It’s not just the pay gap. This disparity also holds working women back

America post Staff
4 Min Read



It is a truth universally acknowledged, that a woman with a family and a career is in want of more hours in the day. However, despite this, typically conversations around gender inequity at work focus on a pay gap, rather than the consequences of what happens when women don’t have as much time as their male counterparts.

In a new study published in the International Journal of Management Reviews, researchers analyzed 88 studies on the interaction between “gender, time, and organizations” in Africa. The researchers wanted to spotlight African organizations to understand how caregiving and other cultural expectations play out at work.

They found that the unpaid labor women do at home creates a hidden time gap that limits their ability to get ahead at work—which in turn impacts training, networking, and taking on the projects at work that get you promoted.

While the analysis focuses on Africa, the researchers explained that similar patterns exist all over the world. Outside of work, women do more of the unpaid domestic work, and they are expected to contribute more to their social lives. “Women are not falling behind because they lack ambition or ability. They are falling behind because they are carrying a second shift that workplaces still largely ignore. If we want real inclusion, we have to stop designing jobs around the assumption that everyone has unlimited time,” said professor Toyin Adisa at the University of East London, one of the study’s authors.
Solving the time issue will take exactly that—time.
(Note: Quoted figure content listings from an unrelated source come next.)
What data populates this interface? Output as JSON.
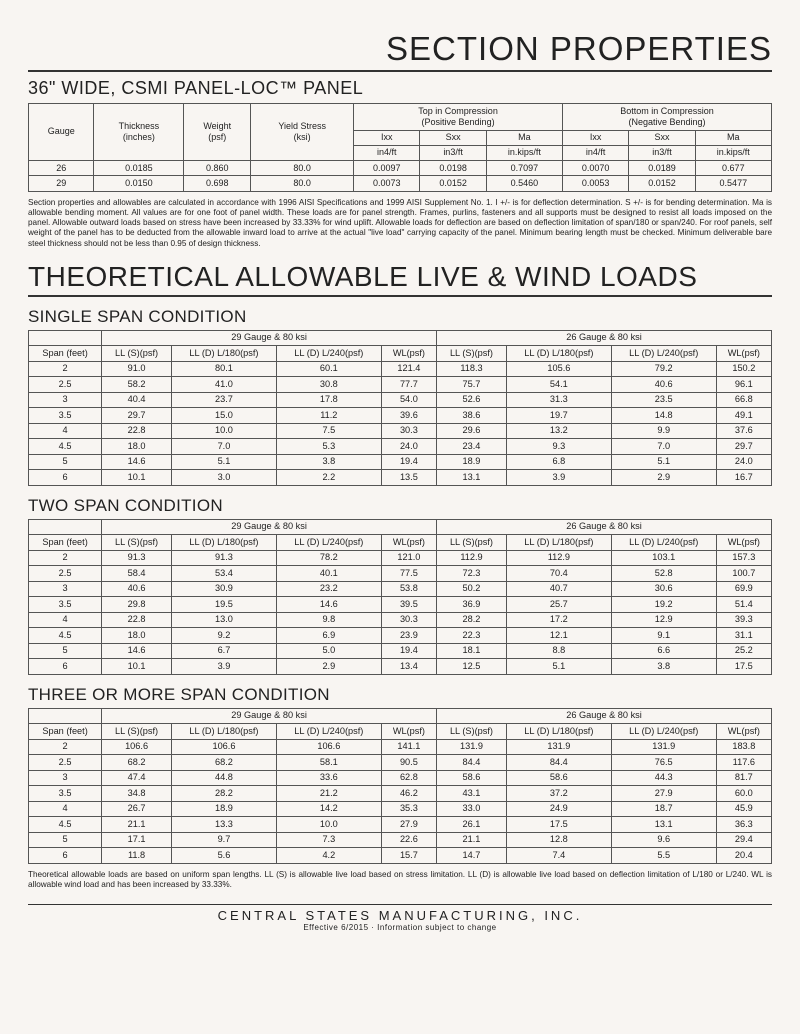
{
  "titles": {
    "main": "SECTION PROPERTIES",
    "panel": "36\" WIDE, CSMI PANEL-LOC™ PANEL",
    "loads": "THEORETICAL ALLOWABLE LIVE & WIND LOADS",
    "single": "SINGLE SPAN CONDITION",
    "two": "TWO SPAN CONDITION",
    "three": "THREE OR MORE SPAN CONDITION"
  },
  "props_table": {
    "headers": {
      "gauge": "Gauge",
      "thickness": "Thickness\n(inches)",
      "weight": "Weight\n(psf)",
      "yield": "Yield Stress\n(ksi)",
      "top": "Top in Compression\n(Positive Bending)",
      "bottom": "Bottom in Compression\n(Negative Bending)",
      "ixx": "Ixx",
      "sxx": "Sxx",
      "ma": "Ma",
      "u_ixx": "in4/ft",
      "u_sxx": "in3/ft",
      "u_ma": "in.kips/ft"
    },
    "rows": [
      {
        "gauge": "26",
        "thickness": "0.0185",
        "weight": "0.860",
        "yield": "80.0",
        "t_ixx": "0.0097",
        "t_sxx": "0.0198",
        "t_ma": "0.7097",
        "b_ixx": "0.0070",
        "b_sxx": "0.0189",
        "b_ma": "0.677"
      },
      {
        "gauge": "29",
        "thickness": "0.0150",
        "weight": "0.698",
        "yield": "80.0",
        "t_ixx": "0.0073",
        "t_sxx": "0.0152",
        "t_ma": "0.5460",
        "b_ixx": "0.0053",
        "b_sxx": "0.0152",
        "b_ma": "0.5477"
      }
    ]
  },
  "notes": {
    "props": "Section properties and allowables are calculated in accordance with 1996 AISI Specifications and 1999 AISI Supplement No. 1. I +/- is for deflection determination. S +/- is for bending determination. Ma is allowable bending moment. All values are for one foot of panel width. These loads are for panel strength. Frames, purlins, fasteners and all supports must be designed to resist all loads imposed on the panel. Allowable outward loads based on stress have been increased by 33.33% for wind uplift. Allowable loads for deflection are based on deflection limitation of span/180 or span/240. For roof panels, self weight of the panel has to be deducted from the allowable inward load to arrive at the actual \"live load\" carrying capacity of the panel. Minimum bearing length must be checked. Minimum deliverable bare steel thickness should not be less than 0.95 of design thickness.",
    "loads": "Theoretical allowable loads are based on uniform span lengths. LL (S) is allowable live load based on stress limitation. LL (D) is allowable live load based on deflection limitation of L/180 or L/240. WL is allowable wind load and has been increased by 33.33%."
  },
  "load_headers": {
    "span": "Span (feet)",
    "g29": "29 Gauge & 80 ksi",
    "g26": "26 Gauge & 80 ksi",
    "lls": "LL (S)(psf)",
    "lld180": "LL (D) L/180(psf)",
    "lld240": "LL (D) L/240(psf)",
    "wl": "WL(psf)"
  },
  "single_span": [
    {
      "span": "2",
      "a": "91.0",
      "b": "80.1",
      "c": "60.1",
      "d": "121.4",
      "e": "118.3",
      "f": "105.6",
      "g": "79.2",
      "h": "150.2"
    },
    {
      "span": "2.5",
      "a": "58.2",
      "b": "41.0",
      "c": "30.8",
      "d": "77.7",
      "e": "75.7",
      "f": "54.1",
      "g": "40.6",
      "h": "96.1"
    },
    {
      "span": "3",
      "a": "40.4",
      "b": "23.7",
      "c": "17.8",
      "d": "54.0",
      "e": "52.6",
      "f": "31.3",
      "g": "23.5",
      "h": "66.8"
    },
    {
      "span": "3.5",
      "a": "29.7",
      "b": "15.0",
      "c": "11.2",
      "d": "39.6",
      "e": "38.6",
      "f": "19.7",
      "g": "14.8",
      "h": "49.1"
    },
    {
      "span": "4",
      "a": "22.8",
      "b": "10.0",
      "c": "7.5",
      "d": "30.3",
      "e": "29.6",
      "f": "13.2",
      "g": "9.9",
      "h": "37.6"
    },
    {
      "span": "4.5",
      "a": "18.0",
      "b": "7.0",
      "c": "5.3",
      "d": "24.0",
      "e": "23.4",
      "f": "9.3",
      "g": "7.0",
      "h": "29.7"
    },
    {
      "span": "5",
      "a": "14.6",
      "b": "5.1",
      "c": "3.8",
      "d": "19.4",
      "e": "18.9",
      "f": "6.8",
      "g": "5.1",
      "h": "24.0"
    },
    {
      "span": "6",
      "a": "10.1",
      "b": "3.0",
      "c": "2.2",
      "d": "13.5",
      "e": "13.1",
      "f": "3.9",
      "g": "2.9",
      "h": "16.7"
    }
  ],
  "two_span": [
    {
      "span": "2",
      "a": "91.3",
      "b": "91.3",
      "c": "78.2",
      "d": "121.0",
      "e": "112.9",
      "f": "112.9",
      "g": "103.1",
      "h": "157.3"
    },
    {
      "span": "2.5",
      "a": "58.4",
      "b": "53.4",
      "c": "40.1",
      "d": "77.5",
      "e": "72.3",
      "f": "70.4",
      "g": "52.8",
      "h": "100.7"
    },
    {
      "span": "3",
      "a": "40.6",
      "b": "30.9",
      "c": "23.2",
      "d": "53.8",
      "e": "50.2",
      "f": "40.7",
      "g": "30.6",
      "h": "69.9"
    },
    {
      "span": "3.5",
      "a": "29.8",
      "b": "19.5",
      "c": "14.6",
      "d": "39.5",
      "e": "36.9",
      "f": "25.7",
      "g": "19.2",
      "h": "51.4"
    },
    {
      "span": "4",
      "a": "22.8",
      "b": "13.0",
      "c": "9.8",
      "d": "30.3",
      "e": "28.2",
      "f": "17.2",
      "g": "12.9",
      "h": "39.3"
    },
    {
      "span": "4.5",
      "a": "18.0",
      "b": "9.2",
      "c": "6.9",
      "d": "23.9",
      "e": "22.3",
      "f": "12.1",
      "g": "9.1",
      "h": "31.1"
    },
    {
      "span": "5",
      "a": "14.6",
      "b": "6.7",
      "c": "5.0",
      "d": "19.4",
      "e": "18.1",
      "f": "8.8",
      "g": "6.6",
      "h": "25.2"
    },
    {
      "span": "6",
      "a": "10.1",
      "b": "3.9",
      "c": "2.9",
      "d": "13.4",
      "e": "12.5",
      "f": "5.1",
      "g": "3.8",
      "h": "17.5"
    }
  ],
  "three_span": [
    {
      "span": "2",
      "a": "106.6",
      "b": "106.6",
      "c": "106.6",
      "d": "141.1",
      "e": "131.9",
      "f": "131.9",
      "g": "131.9",
      "h": "183.8"
    },
    {
      "span": "2.5",
      "a": "68.2",
      "b": "68.2",
      "c": "58.1",
      "d": "90.5",
      "e": "84.4",
      "f": "84.4",
      "g": "76.5",
      "h": "117.6"
    },
    {
      "span": "3",
      "a": "47.4",
      "b": "44.8",
      "c": "33.6",
      "d": "62.8",
      "e": "58.6",
      "f": "58.6",
      "g": "44.3",
      "h": "81.7"
    },
    {
      "span": "3.5",
      "a": "34.8",
      "b": "28.2",
      "c": "21.2",
      "d": "46.2",
      "e": "43.1",
      "f": "37.2",
      "g": "27.9",
      "h": "60.0"
    },
    {
      "span": "4",
      "a": "26.7",
      "b": "18.9",
      "c": "14.2",
      "d": "35.3",
      "e": "33.0",
      "f": "24.9",
      "g": "18.7",
      "h": "45.9"
    },
    {
      "span": "4.5",
      "a": "21.1",
      "b": "13.3",
      "c": "10.0",
      "d": "27.9",
      "e": "26.1",
      "f": "17.5",
      "g": "13.1",
      "h": "36.3"
    },
    {
      "span": "5",
      "a": "17.1",
      "b": "9.7",
      "c": "7.3",
      "d": "22.6",
      "e": "21.1",
      "f": "12.8",
      "g": "9.6",
      "h": "29.4"
    },
    {
      "span": "6",
      "a": "11.8",
      "b": "5.6",
      "c": "4.2",
      "d": "15.7",
      "e": "14.7",
      "f": "7.4",
      "g": "5.5",
      "h": "20.4"
    }
  ],
  "footer": {
    "company": "CENTRAL STATES MANUFACTURING, INC.",
    "sub": "Effective 6/2015 · Information subject to change"
  }
}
Professor Toyin Adisa  said, “If we are serious about inclusion, we cannot rely on small policy tweaks. We have to rethink how work is organized and how care is valued across society.” The study  offered some suggestions for how to even the playing field: most notably, better childcare support options.

The need for better childcare holds true in America as well. According to a 2026 Care.com study, parents in the U.S. spend 20% or more of their yearly income on childcare costs and31% are forced to use their savings to cover the expense.

Similarly, a 2025 Economic Policy Institute (EPI) report found that childcare for one infant is more expensive than public college tuition in 38 states and Washington D.C. “Child care is unaffordable for working families everywhere in the country, and it’s even more unattainable for minimum wage workers and the very workers that administer child care,” Katherine deCourcy, EPI research assistant, said in a press release on the findings. “This isn’t inevitable—it is a policy choice. Federal and state policymakers can and should act to make child care more affordable, and ensure that child care workers can afford the same quality of care for their own children.”

While most parents (85%) say that childcare is an essential workplace benefit, one in three employers do not offer it.

Regardless of how desperate families are for more affordable childcare and how much it could impact women’s career prospects it still seems out of reach in the U.S. On Wednesday, Trump told guests at an Easter event that the federal government won’t pay for childcare and that it should be left up to the states. “We can’t take care of daycare. We’re a big country. We have 50 states. We have all these other people,” Trump said. “We’re fighting wars. We can’t take care of daycare.”